Squats condition many different muscle groups, including your calves. This modified squat uses a wall as support. Stand facing the fall, with your toes about 2 to 3 inches away from the wall. Bend from your knees as far as you can go, until your kneecaps touch the wall. If you're too close to the wall to bend, move back a little bit. Try not to push against the wall with your hands, but you can touch your fingertips to the wall or floor for balance if needed. Hold each squat for a count of three before straightening again.
Resistance Band Exercises
Resistance band exercises are easy on your body and can be performed sitting down. All Achilles tendon-strengthening stretches should be done only when you are not experiencing pain or inflammation, according to the Sports Injury Clinic. Your doctor or physical therapist will determine the appropriate level of resistance for you.
Wrap a resistance band around the ball of your foot so that there is a band across the top of your foot with plenty of band left for you to hold, one side in each hand. Sit on a table or bed with your leg straight in front of you, knee slightly bent. Hold the band taut and flex your foot so your toes point to the ceiling and then out in front of you. Perform 10 repetitions per set, and work up to two sets daily.

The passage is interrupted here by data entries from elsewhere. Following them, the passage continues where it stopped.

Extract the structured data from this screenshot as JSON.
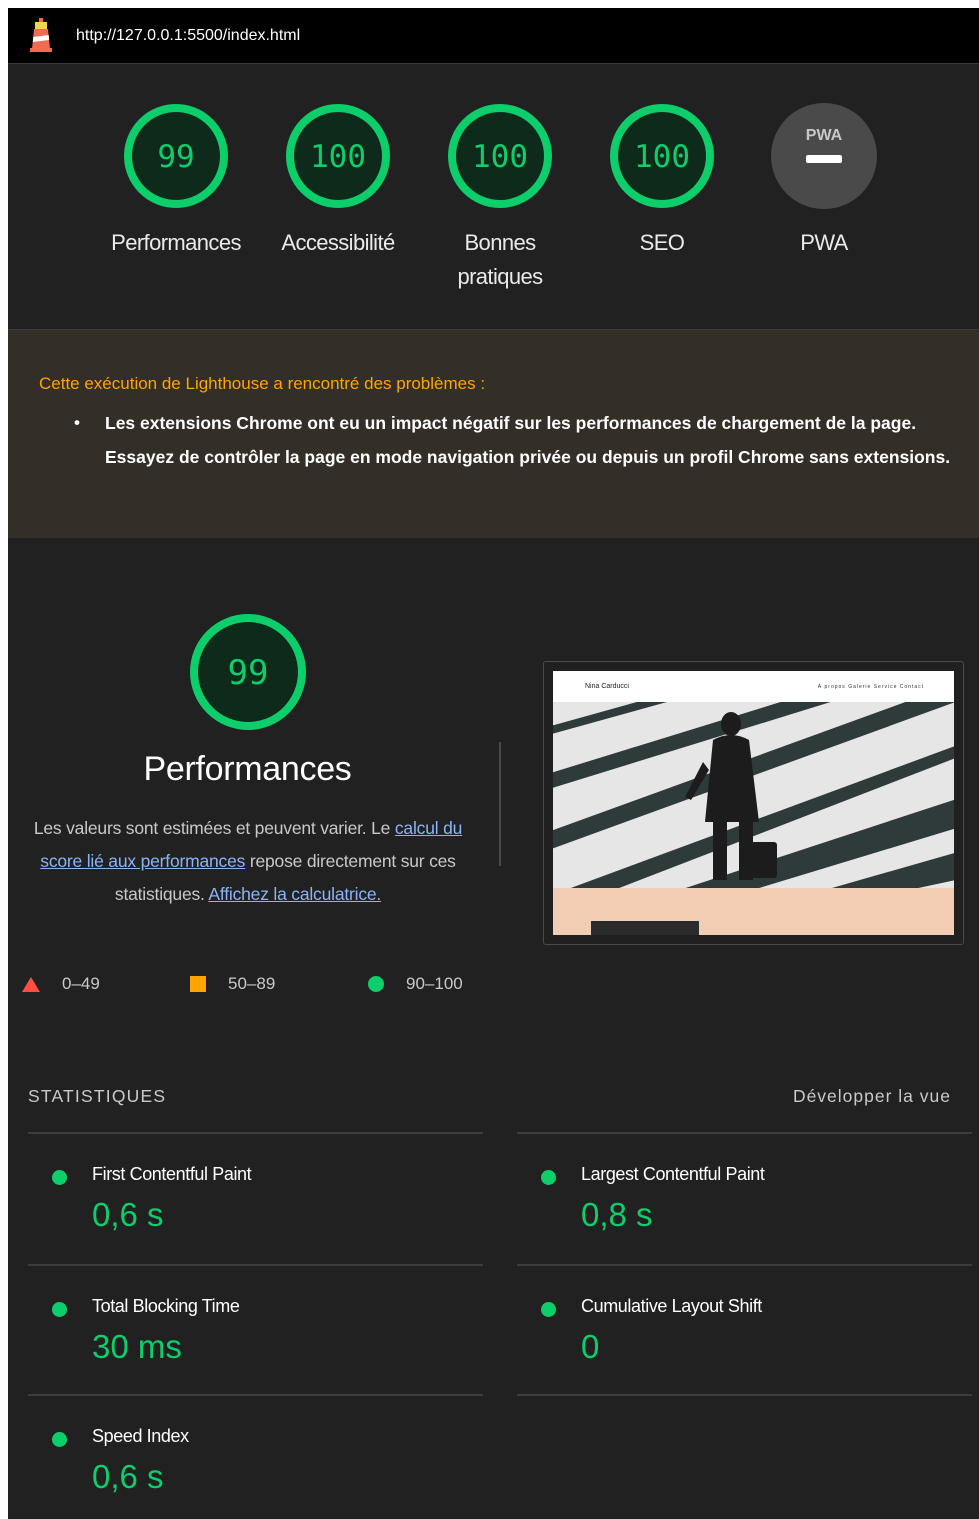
{
  "url": "http://127.0.0.1:5500/index.html",
  "gauges": [
    {
      "score": "99",
      "label": "Performances"
    },
    {
      "score": "100",
      "label": "Accessibilité"
    },
    {
      "score": "100",
      "label": "Bonnes",
      "label2": "pratiques"
    },
    {
      "score": "100",
      "label": "SEO"
    },
    {
      "score_text": "PWA",
      "label": "PWA"
    }
  ],
  "warning": {
    "title": "Cette exécution de Lighthouse a rencontré des problèmes :",
    "item": "Les extensions Chrome ont eu un impact négatif sur les performances de chargement de la page. Essayez de contrôler la page en mode navigation privée ou depuis un profil Chrome sans extensions."
  },
  "performance": {
    "score": "99",
    "title": "Performances",
    "desc_part1": "Les valeurs sont estimées et peuvent varier. Le ",
    "desc_link1": "calcul du score lié aux performances",
    "desc_part2": " repose directement sur ces statistiques. ",
    "desc_link2": "Affichez la calculatrice."
  },
  "legend": [
    {
      "shape": "triangle",
      "range": "0–49",
      "color": "#ff4e42"
    },
    {
      "shape": "square",
      "range": "50–89",
      "color": "#ffa400"
    },
    {
      "shape": "circle",
      "range": "90–100",
      "color": "#0cce6b"
    }
  ],
  "thumbnail": {
    "brand": "Nina Carducci",
    "links": "À propos  Galerie  Service  Contact"
  },
  "stats": {
    "heading": "STATISTIQUES",
    "toggle": "Développer la vue",
    "metrics": [
      {
        "name": "First Contentful Paint",
        "value": "0,6 s"
      },
      {
        "name": "Largest Contentful Paint",
        "value": "0,8 s"
      },
      {
        "name": "Total Blocking Time",
        "value": "30 ms"
      },
      {
        "name": "Cumulative Layout Shift",
        "value": "0"
      },
      {
        "name": "Speed Index",
        "value": "0,6 s"
      }
    ]
  },
  "colors": {
    "pass": "#0cce6b",
    "average": "#ffa400",
    "fail": "#ff4e42",
    "warning_text": "#ffa400"
  }
}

The rocking stretch imitates the movement of walking or running and can strengthen your tendon without putting all of the pressure of pounding on a sidewalk on your body. The Sports Injury Bulletin recommends doing this exercise near a wall to lend some support.
Stand on both feet, but place most of your body's weight on the affected leg. Bend the knee slightly as if you were walking or jogging. Lift up the other leg, knee also bent in a running position. Place your palms on the wall for support and rock your body back and forth while keeping your back straight. You should feel a pull, but no pain, in your calf and Achilles tendon.